Avec des exemples frappants. Ainsi, dans les maladies cardiaques, en particulier l’hypertension : la vente des médicaments dits «sartan» se fait au détriment des IEC, autre classe thérapeutique, à l’efficacité similaire. Seule différence : les sartans sont beaucoup plus récents et beaucoup plus chers. «Leur prescription est liée au passage des visiteurs médicaux», note Etienne Foisset.

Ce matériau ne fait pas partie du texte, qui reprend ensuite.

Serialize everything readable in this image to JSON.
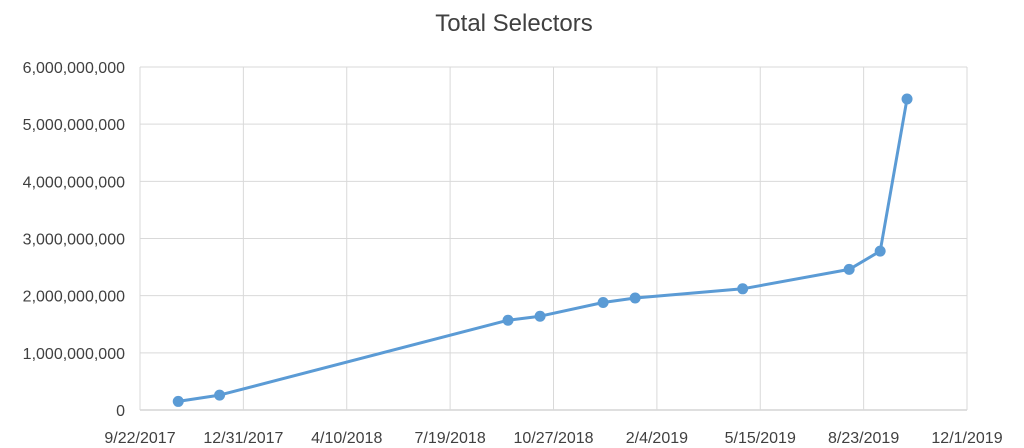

Corruption passive ? Que non… Les médecins interrogés sont sûrs d’eux. Ils estiment ne pas être très influencés par la visite médicale. Ils se croient incorruptibles. Accablante, au final, cette étude ? «Non, répond notre thésard, même si tous les critères retenus de liens se confirment. Mais ce qui me frappe, c’est que notre conclusion confirme toutes les données que la littérature médicale accumule. Et il ne se passe rien. On laisse faire.»
Etienne Foisset a 33 ans. Sa thèse soutenue, il est devenu généraliste, en remplacement sur l’île de Sein. En septembre, il s’installe en Ariège, dans un cabinet. «Nous sommes plusieurs. C’est à moitié isolé. L’hôpital est à une demi-heure.» Il est ravi. Et attend de pied ferme les visiteurs médicaux.